Brown Sabbath emerged last year as the Iommi-worshipping alter ego of Brownout – the proggy, Latin-flavoured funk collective from Austin, Texas. As a way to break up the monotony of a long club residency, Brownout began reinterpreting the works of different artists each week and with half of the band already fluent in metal, they channeled a clutch of Black Sabbath’s greatest hits into the propulsive tantric grooving of a mythical Santana/Funkadelic supergroup.

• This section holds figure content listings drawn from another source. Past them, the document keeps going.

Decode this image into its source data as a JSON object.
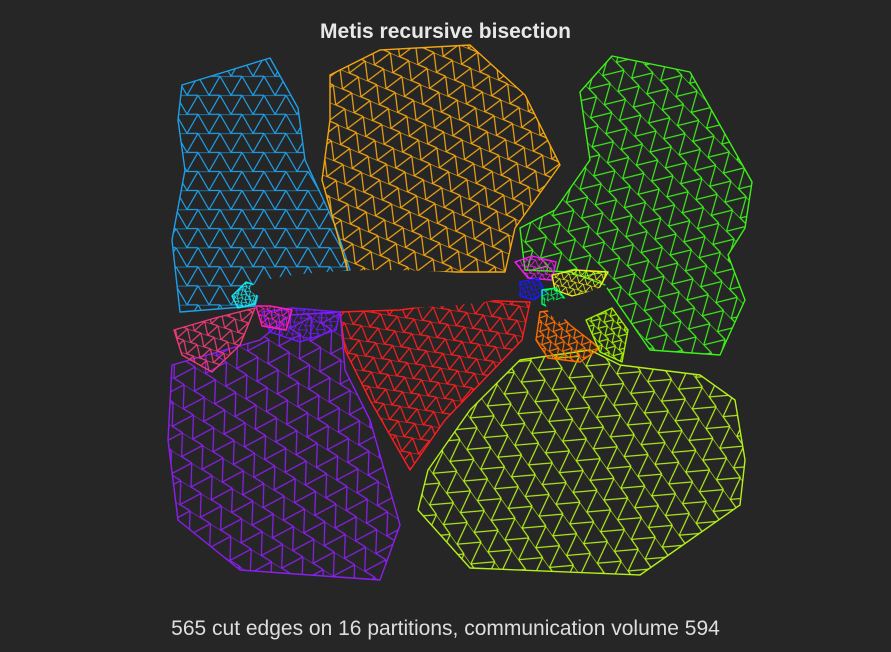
{
  "title": "Metis recursive bisection",
  "caption": "565 cut edges on 16 partitions, communication volume 594",
  "colors": {
    "background": "#262626",
    "airfoil": "#262626",
    "partitions": [
      "#1e9fe8",
      "#f5a70f",
      "#3df01a",
      "#ff1e1e",
      "#8c1ef0",
      "#b4f01a",
      "#f03a78",
      "#ff6e00",
      "#f01ef0",
      "#1a1aff",
      "#18e8e8",
      "#f0f01a",
      "#00ff64",
      "#6e1aff",
      "#ff1eb4",
      "#a0f000"
    ]
  }
}
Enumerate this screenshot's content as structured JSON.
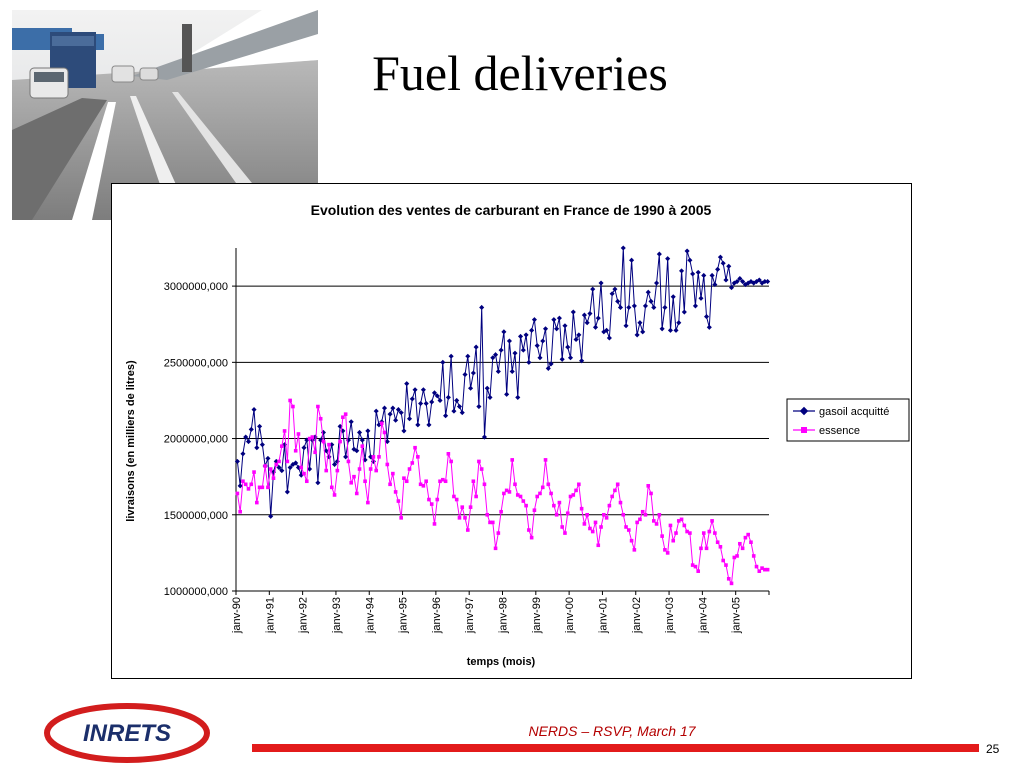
{
  "slide": {
    "title": "Fuel deliveries",
    "footer": "NERDS – RSVP, March 17",
    "page_number": "25",
    "logo_text": "INRETS",
    "accent_color": "#e31b1b"
  },
  "chart_data": {
    "type": "line",
    "title": "Evolution des ventes de carburant en France de 1990 à 2005",
    "xlabel": "temps (mois)",
    "ylabel": "livraisons (en milliers de litres)",
    "ylim": [
      1000000,
      3250000
    ],
    "yticks": [
      1000000,
      1500000,
      2000000,
      2500000,
      3000000
    ],
    "ytick_labels": [
      "1000000,000",
      "1500000,000",
      "2000000,000",
      "2500000,000",
      "3000000,000"
    ],
    "xtick_labels": [
      "janv-90",
      "janv-91",
      "janv-92",
      "janv-93",
      "janv-94",
      "janv-95",
      "janv-96",
      "janv-97",
      "janv-98",
      "janv-99",
      "janv-00",
      "janv-01",
      "janv-02",
      "janv-03",
      "janv-04",
      "janv-05"
    ],
    "months": 192,
    "grid": "horizontal",
    "legend": "right",
    "series": [
      {
        "name": "gasoil acquitté",
        "color": "#00007f",
        "marker": "diamond",
        "values": [
          1850000,
          1690000,
          1900000,
          2010000,
          1980000,
          2060000,
          2190000,
          1940000,
          2080000,
          1960000,
          1820000,
          1870000,
          1490000,
          1780000,
          1850000,
          1810000,
          1790000,
          1960000,
          1650000,
          1810000,
          1830000,
          1840000,
          1810000,
          1760000,
          1940000,
          1990000,
          1800000,
          1990000,
          2010000,
          1710000,
          1990000,
          2040000,
          1920000,
          1880000,
          1960000,
          1830000,
          1850000,
          2080000,
          2050000,
          1880000,
          1990000,
          2110000,
          1930000,
          1920000,
          2040000,
          1990000,
          1860000,
          2050000,
          1880000,
          1850000,
          2180000,
          2090000,
          2110000,
          2200000,
          1980000,
          2160000,
          2200000,
          2120000,
          2190000,
          2170000,
          2050000,
          2360000,
          2130000,
          2260000,
          2320000,
          2090000,
          2230000,
          2320000,
          2230000,
          2090000,
          2240000,
          2300000,
          2280000,
          2250000,
          2500000,
          2150000,
          2270000,
          2540000,
          2180000,
          2250000,
          2210000,
          2170000,
          2420000,
          2540000,
          2330000,
          2430000,
          2600000,
          2210000,
          2860000,
          2010000,
          2330000,
          2270000,
          2530000,
          2550000,
          2440000,
          2580000,
          2700000,
          2290000,
          2640000,
          2440000,
          2560000,
          2270000,
          2670000,
          2580000,
          2680000,
          2500000,
          2710000,
          2780000,
          2610000,
          2530000,
          2640000,
          2720000,
          2460000,
          2490000,
          2780000,
          2720000,
          2790000,
          2520000,
          2740000,
          2600000,
          2530000,
          2830000,
          2650000,
          2680000,
          2510000,
          2810000,
          2760000,
          2820000,
          2980000,
          2730000,
          2790000,
          3020000,
          2700000,
          2710000,
          2660000,
          2950000,
          2980000,
          2900000,
          2860000,
          3250000,
          2740000,
          2860000,
          3170000,
          2870000,
          2680000,
          2760000,
          2700000,
          2870000,
          2960000,
          2900000,
          2860000,
          3020000,
          3210000,
          2720000,
          2860000,
          3180000,
          2710000,
          2930000,
          2710000,
          2760000,
          3100000,
          2830000,
          3230000,
          3170000,
          3080000,
          2870000,
          3090000,
          2920000,
          3070000,
          2800000,
          2730000,
          3070000,
          3010000,
          3110000,
          3190000,
          3150000,
          3040000,
          3130000,
          2990000,
          3020000,
          3030000,
          3050000,
          3030000,
          3010000,
          3020000,
          3030000,
          3020000,
          3030000,
          3040000,
          3020000,
          3030000,
          3030000
        ]
      },
      {
        "name": "essence",
        "color": "#ff00ff",
        "marker": "square",
        "values": [
          1640000,
          1520000,
          1720000,
          1700000,
          1670000,
          1700000,
          1780000,
          1580000,
          1680000,
          1680000,
          1820000,
          1680000,
          1800000,
          1740000,
          1830000,
          1850000,
          1950000,
          2050000,
          1850000,
          2250000,
          2210000,
          1920000,
          2030000,
          1810000,
          1770000,
          1720000,
          2000000,
          2010000,
          1910000,
          2210000,
          2130000,
          1980000,
          1790000,
          1960000,
          1680000,
          1630000,
          1790000,
          1980000,
          2140000,
          2160000,
          1850000,
          1710000,
          1750000,
          1640000,
          1800000,
          1950000,
          1720000,
          1580000,
          1800000,
          1880000,
          1790000,
          1880000,
          2100000,
          2040000,
          1830000,
          1700000,
          1770000,
          1650000,
          1590000,
          1480000,
          1740000,
          1720000,
          1800000,
          1840000,
          1940000,
          1880000,
          1700000,
          1690000,
          1720000,
          1600000,
          1570000,
          1440000,
          1600000,
          1720000,
          1730000,
          1720000,
          1900000,
          1850000,
          1620000,
          1600000,
          1480000,
          1550000,
          1480000,
          1400000,
          1550000,
          1720000,
          1620000,
          1850000,
          1800000,
          1700000,
          1500000,
          1450000,
          1450000,
          1280000,
          1380000,
          1520000,
          1640000,
          1660000,
          1650000,
          1860000,
          1700000,
          1630000,
          1620000,
          1590000,
          1560000,
          1400000,
          1350000,
          1530000,
          1620000,
          1640000,
          1680000,
          1860000,
          1700000,
          1640000,
          1560000,
          1500000,
          1580000,
          1420000,
          1380000,
          1510000,
          1620000,
          1630000,
          1660000,
          1700000,
          1540000,
          1440000,
          1500000,
          1410000,
          1390000,
          1450000,
          1300000,
          1420000,
          1500000,
          1480000,
          1560000,
          1620000,
          1660000,
          1700000,
          1580000,
          1500000,
          1420000,
          1400000,
          1330000,
          1270000,
          1450000,
          1470000,
          1520000,
          1500000,
          1690000,
          1640000,
          1460000,
          1440000,
          1500000,
          1360000,
          1270000,
          1250000,
          1430000,
          1330000,
          1380000,
          1460000,
          1470000,
          1430000,
          1390000,
          1380000,
          1170000,
          1160000,
          1130000,
          1280000,
          1380000,
          1280000,
          1390000,
          1460000,
          1380000,
          1320000,
          1290000,
          1200000,
          1170000,
          1080000,
          1050000,
          1220000,
          1230000,
          1310000,
          1280000,
          1350000,
          1370000,
          1320000,
          1230000,
          1160000,
          1130000,
          1150000,
          1140000,
          1140000
        ]
      }
    ]
  }
}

Their source material offered an ideal vehicle for such interpretation; beyond the concussive heaviness of the originals, what pushed Sabbath beyond other proto-metallers were the prismatic undercurrents of soul and jazz shaping the rhythms. Brown Sabbath coax these subtler elements from the background and place them front and center, reworking a gang of iconic parking lot anthems into a hip-shaking pastiche of blues, funk, psychedelia, jazz and rock that nonetheless hews faithfully to the originals. “Brown Sabbath” proved so successful that the eight-headed rhythmic beast took it to the studio and last June released the covers as Brownout Presents Brown Sabbath.
Openers Jungle Fire unfurl a tapestry of afro funk jams that are all but impossible to separate but that warm the crowd up nicely. At ten o’clock, the headliners emerge and waste zero time locking into a gelatinous, tritonal groove that burns into N.I.B., as frontman El Ozzy (Alex Marrero) strides out in a poncho and wrap-around shades, banging his afro and throwing the horns like Lenny Kravitz’ cooler lowrider cousin. Although it’s a Tuesday evening, every single person in the Roxy is dancing, shouting “Oh yeah!” and carrying on as if we were off on some balmy Caribbean island with bottomless rum drinks and no work for a week.
Pic: Jeff Kravitz
“Buenos noches, Cabrones!” Marrero bellows before the band light into the groovy prismatic voyaging of Hand of Doom, showcasing a mighty improvisational interlude underpinned by deep, unyielding rhythms and seismic torrents of brass. It’s clear that an awful lot of thought went into creating these arrangements – the horn section often take on Iommi’s parts, brilliantly dividing them into feral, three-part harmonies on tracks like Into The Void, while the twin guitars deliver enough paint-peeling riffage to keep the metalheads happy.
Marrero indulges in three costume changes during the longer instrumental bits and while the music stands on its own, it’s his manifest joy that glides the set over the rocks of one-trick-ponydom. Sprawling percussive blowouts like Children Of The Grave, Sweet Leaf and War Pigs elicit the biggest response from the crowd and the hour-plus setlist also includes Black Sabbath, Iron Man and Electric Funeral. On the heels of such unvarnished success, Brownout’s next move will be quite interesting.